Algérie - Pouvoir, changement et société
En quelque quarante-huit heures, on aura enregistré quelques dizaines d’actions de revendication. À Alger, Batna, Bouira et ailleurs, les étudiants sont sur la brèche. Les agents de la poste et de l’Agence de presse officielle organisent des débrayages. À Constantine, le chantier de tramway est à l’arrêt. Au Sud, les employés de Sonatrach ont fait grève. L’usine d’explosifs de Miliana est bloquée, l’Inped, institut de gestion à Boumerdès, est paralysé. Les techniciens et scientifiques de la recherche nucléaire se mettent en grève. Les médecins résidents débraient… Les routes de Oued Tarfa, dans la wilaya de Batna, de Berrahal, dans la wilaya d’Annaba, ont été fermées. Des troubles sont signalés à Souk-Ahras et la wilaya d’El-Tarf s’est installée dans la protestation. La daïra et la mairie de Tizi Ghenif sont fermées par des citoyens. Près de six cents maires menacent de démissionner pour protester contre le nouveau code communal.
Des sit-in ou rassemblements des non-voyants, des administrés de la commune de La Casbah, des policiers radiés sont signalés. Les handicapés moteurs promettent de passer à la protestation et les enfants de moudjahidine prévoient une marche pour le 19 mars…
On oublie les veillées d’armes des agents d’autodéfense, des propriétaires de fusils de chasse saisis et d’autres foyers de tension. D’ici que les baltaguia, récente invention de la stratégie nationale de maintien de l’ordre, se trouvent des droits à revendiquer…
Et avec tout cela, l’Algérie officielle veut donner l’impression qu’il n’y a que les marches invariablement étouffées qui viennent hebdomadairement perturber la sérénité nationale.
Bien sûr, l’option pour une gestion financière de la paix civile a fait en sorte que tous les opportunismes corporatistes se réveillent pour emprunter le train de la protestation. D’où le caractère confus de cette nébuleuse contestataire. Le pouvoir, qui privilégie la revendication pécuniaire, et donc “apolitique”, pousse à l’expression “sociale” du mécontentement. Il espère ainsi transformer la frustration globale en une multitude de plateformes catégorielles.

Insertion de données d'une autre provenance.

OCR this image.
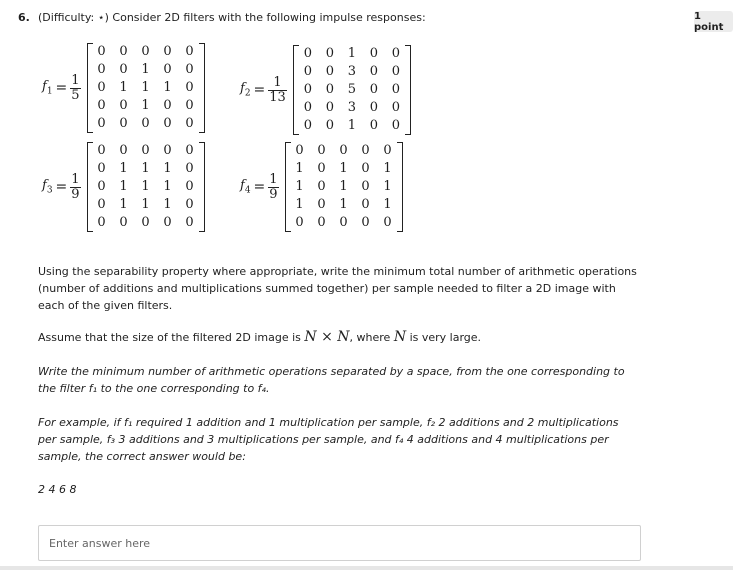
6. (Difficulty: ⋆) Consider 2D filters with the following impulse responses:	1 point
$f_1 = \frac{1}{5}$
0	0	0	0	0
0	0	1	0	0
0	1	1	1	0
0	0	1	0	0
0	0	0	0	0
$f_2 = \frac{1}{13}$
0	0	1	0	0
0	0	3	0	0
0	0	5	0	0
0	0	3	0	0
0	0	1	0	0
$f_3 = \frac{1}{9}$
0	0	0	0	0
0	1	1	1	0
0	1	1	1	0
0	1	1	1	0
0	0	0	0	0
$f_4 = \frac{1}{9}$
0	0	0	0	0
1	0	1	0	1
1	0	1	0	1
1	0	1	0	1
0	0	0	0	0
Using the separability property where appropriate, write the minimum total number of arithmetic operations (number of additions and multiplications summed together) per sample needed to filter a 2D image with each of the given filters.
Assume that the size of the filtered 2D image is N × N, where N is very large.
Write the minimum number of arithmetic operations separated by a space, from the one corresponding to the filter f₁ to the one corresponding to f₄.
For example, if f₁ required 1 addition and 1 multiplication per sample, f₂ 2 additions and 2 multiplications per sample, f₃ 3 additions and 3 multiplications per sample, and f₄ 4 additions and 4 multiplications per sample, the correct answer would be:
2 4 6 8
Enter answer here
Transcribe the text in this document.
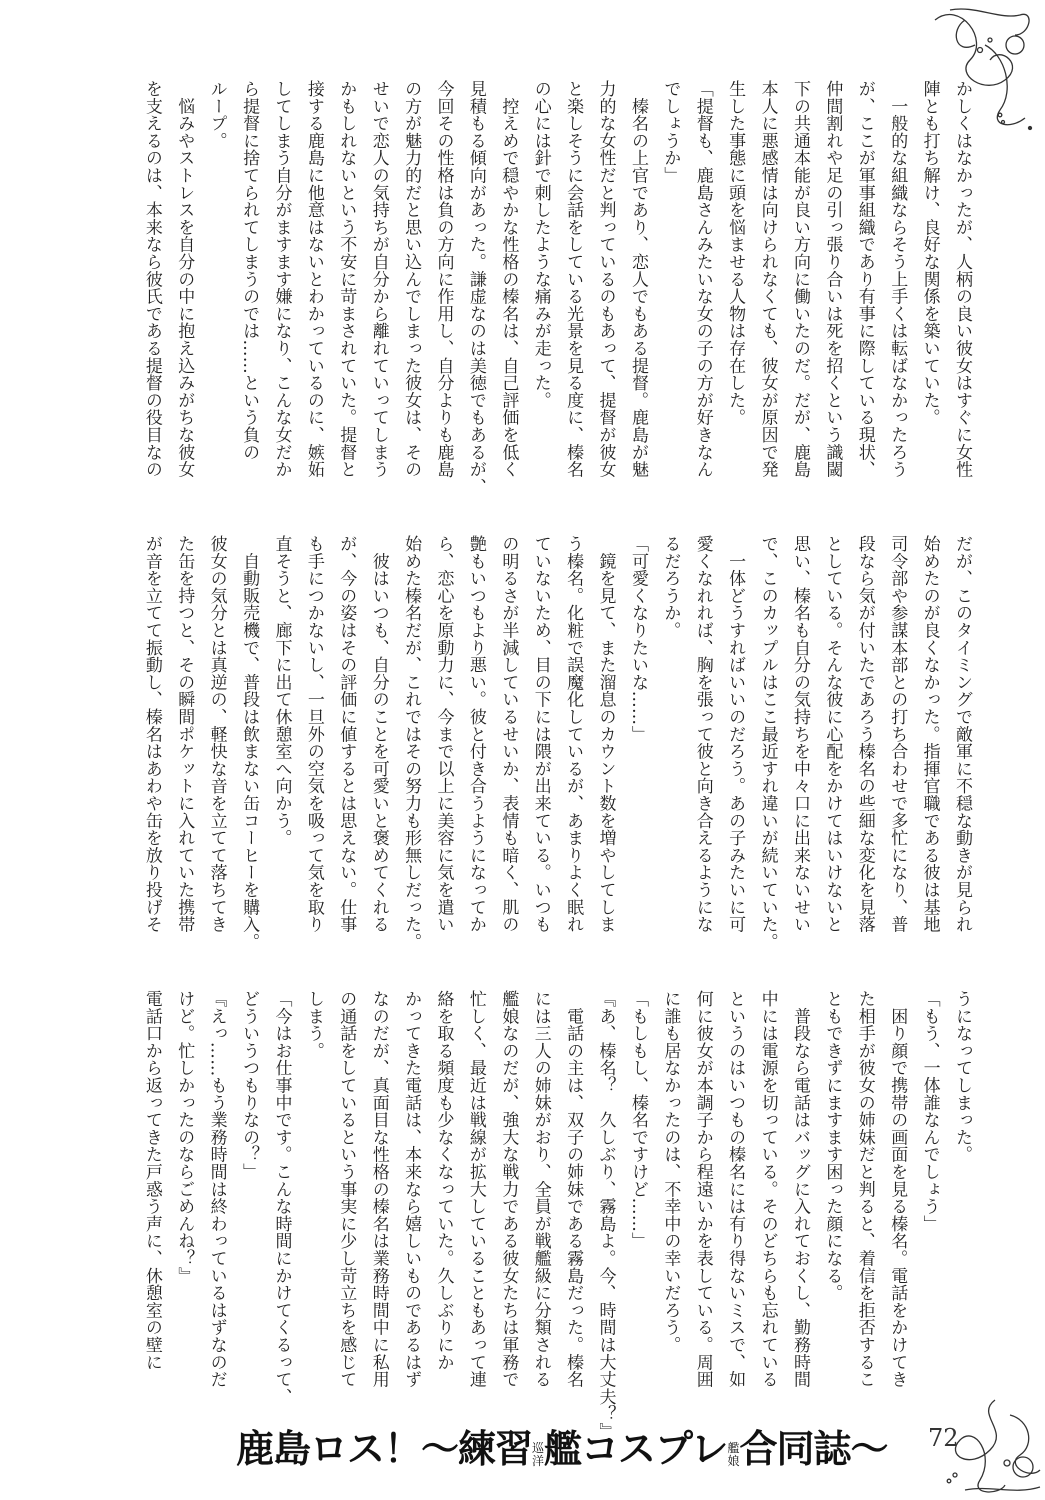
かしくはなかったが、人柄の良い彼女はすぐに女性
陣とも打ち解け、良好な関係を築いていた。
　一般的な組織ならそう上手くは転ばなかったろう
が、ここが軍事組織であり有事に際している現状、
仲間割れや足の引っ張り合いは死を招くという識閾
下の共通本能が良い方向に働いたのだ。だが、鹿島
本人に悪感情は向けられなくても、彼女が原因で発
生した事態に頭を悩ませる人物は存在した。
「提督も、鹿島さんみたいな女の子の方が好きなん
でしょうか」
　榛名の上官であり、恋人でもある提督。鹿島が魅
力的な女性だと判っているのもあって、提督が彼女
と楽しそうに会話をしている光景を見る度に、榛名
の心には針で刺したような痛みが走った。
　控えめで穏やかな性格の榛名は、自己評価を低く
見積もる傾向があった。謙虚なのは美徳でもあるが、
今回その性格は負の方向に作用し、自分よりも鹿島
の方が魅力的だと思い込んでしまった彼女は、その
せいで恋人の気持ちが自分から離れていってしまう
かもしれないという不安に苛まされていた。提督と
接する鹿島に他意はないとわかっているのに、嫉妬
してしまう自分がますます嫌になり、こんな女だか
ら提督に捨てられてしまうのでは……という負の
ループ。
　悩みやストレスを自分の中に抱え込みがちな彼女
を支えるのは、本来なら彼氏である提督の役目なの
だが、このタイミングで敵軍に不穏な動きが見られ
始めたのが良くなかった。指揮官職である彼は基地
司令部や参謀本部との打ち合わせで多忙になり、普
段なら気が付いたであろう榛名の些細な変化を見落
としている。そんな彼に心配をかけてはいけないと
思い、榛名も自分の気持ちを中々口に出来ないせい
で、このカップルはここ最近すれ違いが続いていた。
　一体どうすればいいのだろう。あの子みたいに可
愛くなれれば、胸を張って彼と向き合えるようにな
るだろうか。
「可愛くなりたいな……」
　鏡を見て、また溜息のカウント数を増やしてしま
う榛名。化粧で誤魔化しているが、あまりよく眠れ
ていないため、目の下には隈が出来ている。いつも
の明るさが半減しているせいか、表情も暗く、肌の
艶もいつもより悪い。彼と付き合うようになってか
ら、恋心を原動力に、今まで以上に美容に気を遣い
始めた榛名だが、これではその努力も形無しだった。
　彼はいつも、自分のことを可愛いと褒めてくれる
が、今の姿はその評価に値するとは思えない。仕事
も手につかないし、一旦外の空気を吸って気を取り
直そうと、廊下に出て休憩室へ向かう。
　自動販売機で、普段は飲まない缶コーヒーを購入。
彼女の気分とは真逆の、軽快な音を立てて落ちてき
た缶を持つと、その瞬間ポケットに入れていた携帯
が音を立てて振動し、榛名はあわや缶を放り投げそ
うになってしまった。
「もう、一体誰なんでしょう」
　困り顔で携帯の画面を見る榛名。電話をかけてき
た相手が彼女の姉妹だと判ると、着信を拒否するこ
ともできずにますます困った顔になる。
　普段なら電話はバッグに入れておくし、勤務時間
中には電源を切っている。そのどちらも忘れている
というのはいつもの榛名には有り得ないミスで、如
何に彼女が本調子から程遠いかを表している。周囲
に誰も居なかったのは、不幸中の幸いだろう。
「もしもし、榛名ですけど……」
『あ、榛名？　久しぶり、霧島よ。今、時間は大丈夫？』
　電話の主は、双子の姉妹である霧島だった。榛名
には三人の姉妹がおり、全員が戦艦級に分類される
艦娘なのだが、強大な戦力である彼女たちは軍務で
忙しく、最近は戦線が拡大していることもあって連
絡を取る頻度も少なくなっていた。久しぶりにか
かってきた電話は、本来なら嬉しいものであるはず
なのだが、真面目な性格の榛名は業務時間中に私用
の通話をしているという事実に少し苛立ちを感じて
しまう。
「今はお仕事中です。こんな時間にかけてくるって、
どういうつもりなの？」
『えっ……もう業務時間は終わっているはずなのだ
けど。忙しかったのならごめんね？』
電話口から返ってきた戸惑う声に、休憩室の壁に
鹿島ロス！〜練習 巡
洋 艦コスプレ 艦
娘 合同誌〜 72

En attendant que le tandem Sant Egidio-Alliance de gouvernement prépare la réponse du système à l’inévitable demande de changement. Celle qui, à l’instar des revendications des jeunes de la région, viendra exiger le changement. Et c’est, apparemment, Abdelhamid Mehri qui, du haut de ses quatre-vingt-cinq ans, est improvisé VRP du nouveau projet national.
Bien sûr, si, de l’autre côté, l’itinérant Ali Yahia Abdennour s’est improvisé délégué de l’aspiration à la rupture, l’équipe Belkhadem - Mehri peut prétendre personnaliser l’espoir. Étrange changement dont Bouteflika, à entendre Mehri, “constitue une partie importante”.
Mehri en renfort pour le parachèvement du coup d’État constitutionnel inachevé à cause des réticences que Bouteflika avait signalées en leurs temps. Le tout est peut-être de conjurer ces réticences en éloignant l’armée, non pas pour promouvoir la démocratie et la société civile, mais en s’arrogeant le monopole du projet national au profit d’un FLN réconcilié dans son intégrité de parti unique.
C’est cela qu’on appelle “l’Algérie, ce n’est ni la Tunisie ni l’Égypte”. Sauf que la société, qui gronde de partout, n’a pas dit son dernier mot.